# In what language and tools are demos and cr@cker tools made?



## Chetan1991 (Oct 23, 2013)

The intro demos and programs (such as trainers) that come with cr@cked games are very small in size. They also seem to be built in assembly and independent of external libraries like MVC or Cygwin. Does anybody knows what tools are available to create such demos and programs?


----------



## krishnandu.sarkar (Oct 23, 2013)

In most cases Core C / C++. But I have seen cracks build on .NET too but very few. Peoples figure out the algorithm used to generate Key's and develop a program same as the product manufacturer which generate keys for sell.

Intro Demos are simple videos which is integrated in the application itself.

Trial versions are programs with limited capabilities which gets decided by the Keys used.

Trainers are part of the program. Or you can say a copy of the same product which is limited to click on highlighted areas as per the tutorial goes on by restricting clicks.

And regarding size, don't think integrating videos and all will raise the size in that way you are thinking, as exe is highly compressed.

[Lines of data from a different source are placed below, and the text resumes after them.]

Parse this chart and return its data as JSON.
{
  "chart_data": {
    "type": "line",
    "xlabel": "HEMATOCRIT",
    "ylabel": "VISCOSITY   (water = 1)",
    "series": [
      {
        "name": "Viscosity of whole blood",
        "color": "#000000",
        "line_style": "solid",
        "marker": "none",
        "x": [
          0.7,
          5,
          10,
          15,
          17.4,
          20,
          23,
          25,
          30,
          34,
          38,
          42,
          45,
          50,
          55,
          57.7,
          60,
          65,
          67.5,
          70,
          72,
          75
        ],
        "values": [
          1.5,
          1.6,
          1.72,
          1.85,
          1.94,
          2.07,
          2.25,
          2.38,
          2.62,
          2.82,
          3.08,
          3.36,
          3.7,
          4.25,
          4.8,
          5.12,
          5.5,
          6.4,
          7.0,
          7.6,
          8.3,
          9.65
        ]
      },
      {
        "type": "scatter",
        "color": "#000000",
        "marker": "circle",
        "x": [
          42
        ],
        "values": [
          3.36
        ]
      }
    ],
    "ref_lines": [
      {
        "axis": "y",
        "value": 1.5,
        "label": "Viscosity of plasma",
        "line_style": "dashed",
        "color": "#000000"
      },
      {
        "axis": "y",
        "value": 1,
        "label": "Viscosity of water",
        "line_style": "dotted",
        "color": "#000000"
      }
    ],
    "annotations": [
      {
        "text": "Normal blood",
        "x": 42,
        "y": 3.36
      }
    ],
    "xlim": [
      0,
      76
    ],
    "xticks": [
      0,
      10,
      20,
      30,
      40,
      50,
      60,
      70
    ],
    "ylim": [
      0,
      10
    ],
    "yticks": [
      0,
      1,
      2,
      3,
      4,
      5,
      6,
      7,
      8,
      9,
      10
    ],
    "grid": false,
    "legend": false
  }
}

One I came across a crack which was about 10MB or something but it extracted the thing to around 700MB. It use Uharc


----------



## Chetan1991 (Oct 24, 2013)

Thanks. I meant the animated demos such as those from demoscene which use procedural programming to create texture etc.
The question remains; which tools? Which compiler and IDE or GUI builder?


----------



## krishnandu.sarkar (Oct 24, 2013)

Chetan1991 said:


> Thanks. I meant the animated demos such as those from demoscene which use procedural programming to create texture etc.



This I don't understand.



> The question remains; which tools? Which compiler and IDE or GUI builder?



GUI Builder? It's complete C++. Low level Windows Programming.

Which IDE / which Compiler I don't know really, but it can be something different.

See, you don't need to look beyond, just look at MNC's in India and they have their own Code generation tools, UI Designer, Framework etc. It's just that they are company proprietary. So they don't work that way we think they do.


----------



## Zangetsu (Oct 24, 2013)

^^I guess OP has question on visualizations patterns created by cracker release groups


----------



## prehistoricgamer (Nov 3, 2013)

Could be openGL or other similar libraries. Not entirely sure.


----------



## anirbandd (Nov 21, 2013)

The GUI, my guess, is that its lowlevel C++/.NET programming...



krishnandu.sarkar said:


> Trainers are part of the program. Or you can say a copy of the same product which is limited to click on highlighted areas as per the tutorial goes on by restricting clicks.
> 
> And regarding size, don't think integrating videos and all will raise the size in that way you are thinking, as exe is highly compressed.
> 
> One I came across a crack which was about 10MB or something but it extracted the thing to around 700MB. It use Uharc



Trainers work by manipulating values on the memory... thus you can have infinite ammo health/sheild etc etc..

and intro videos are not videos in the strict sense.. those are just codes which manipulate the pixels based on the algo. just like a simple 2d game on a script. the more elegant the intro, the more talented the coder..

and that Uharc is crazy a$$ algo...


----------



## a_k_s_h_a_y (Dec 15, 2013)

Demos, I have read that they are made in assembly! 

As far as trainers and bots are concerned, am very certain they are made in C#, C# is popular these days and C++ too. 
And actually in AutoIT also!


----------